On the other side of the coin, there is the Equities business. Currently, this business can be seen as a cartel, where the two main players are Goldman Sachs and J.P. Morgan. Equity performances across the globe have been very similar: disappointing. It is well known as to how bad the beginning of 2016 has been, due to worries linked to China, which caused heavy generalised sell-offs. Because of lower economic growth and commodity prices, some sectors suffered significantly. In particular, the Industrial, Energy and Banking sectors have been struggling, the last one especially because of the exposure towards the first two sectors and to Emerging Markets which are and will be struggling from interest rate liftoffs by the FED (as explained in my previous article). Also, it has been possible to see a very high, almost perfect, correlation between oil price and Equity Markets over the past weeks.

It can be argued that the S&T business is not as profitable as before. Both FICC and Equities are very capital intensive therefore smaller players, mostly European players and lastly Morgan Stanley Commodities (probably because the RAROC was lower than in other divisions), backed off already by slashing jobs and reducing their exposure. Profits are being also hit by an increasing regulation, Volcker Rule, Basel and TLAC to mention but a few, which are good on one side since banks want to make sure they are honest, fair, transparent with their clients; clearly on the other side, it ends up reducing an already low profitability. Additionally, there are large investments in FinTech, so in electronic trading and platforms which enable the bypassing of both Salespeople and Traders.

Given all the elements mentioned, I would expect more muted S&T activity in banks from Continental Europe.

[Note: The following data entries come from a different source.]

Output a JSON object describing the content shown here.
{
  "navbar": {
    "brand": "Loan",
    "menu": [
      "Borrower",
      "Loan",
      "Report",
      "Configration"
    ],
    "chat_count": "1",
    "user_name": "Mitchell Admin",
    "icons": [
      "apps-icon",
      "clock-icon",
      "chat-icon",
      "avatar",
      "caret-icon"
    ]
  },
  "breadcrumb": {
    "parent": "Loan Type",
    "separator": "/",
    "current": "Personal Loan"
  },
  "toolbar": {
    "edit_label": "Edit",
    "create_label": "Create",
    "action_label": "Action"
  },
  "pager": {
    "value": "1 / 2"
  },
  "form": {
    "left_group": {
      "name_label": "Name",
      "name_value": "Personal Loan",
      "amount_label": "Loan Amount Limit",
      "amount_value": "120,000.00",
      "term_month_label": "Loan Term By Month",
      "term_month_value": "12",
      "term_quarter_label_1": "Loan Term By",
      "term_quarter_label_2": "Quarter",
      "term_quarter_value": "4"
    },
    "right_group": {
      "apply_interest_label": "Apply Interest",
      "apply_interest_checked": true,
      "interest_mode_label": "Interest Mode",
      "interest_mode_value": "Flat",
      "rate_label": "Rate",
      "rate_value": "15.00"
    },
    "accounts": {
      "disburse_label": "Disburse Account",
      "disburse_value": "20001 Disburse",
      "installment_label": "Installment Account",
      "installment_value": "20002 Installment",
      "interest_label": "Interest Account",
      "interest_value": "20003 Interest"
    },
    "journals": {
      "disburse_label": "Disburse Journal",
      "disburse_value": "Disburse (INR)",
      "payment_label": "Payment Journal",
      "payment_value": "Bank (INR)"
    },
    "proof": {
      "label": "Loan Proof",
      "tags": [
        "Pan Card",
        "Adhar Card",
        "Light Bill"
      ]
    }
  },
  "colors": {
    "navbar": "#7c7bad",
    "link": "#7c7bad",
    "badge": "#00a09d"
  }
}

The lost market share will be probably gained by bigger and stronger players, i.e. American players, which will be dominating the scenario. Is the human presence going to be replaced totally? I do not think so, given that the Structured business needs the human presence because of its nature. Also, the Flow business is based on human relationships which cannot be replaced by electronic platforms. Is it still worth to be pursuing a career in S&T? It might be more competitive on one side given the even fewer positions available, but also more exciting given the events that are and will be characterising markets over the next years.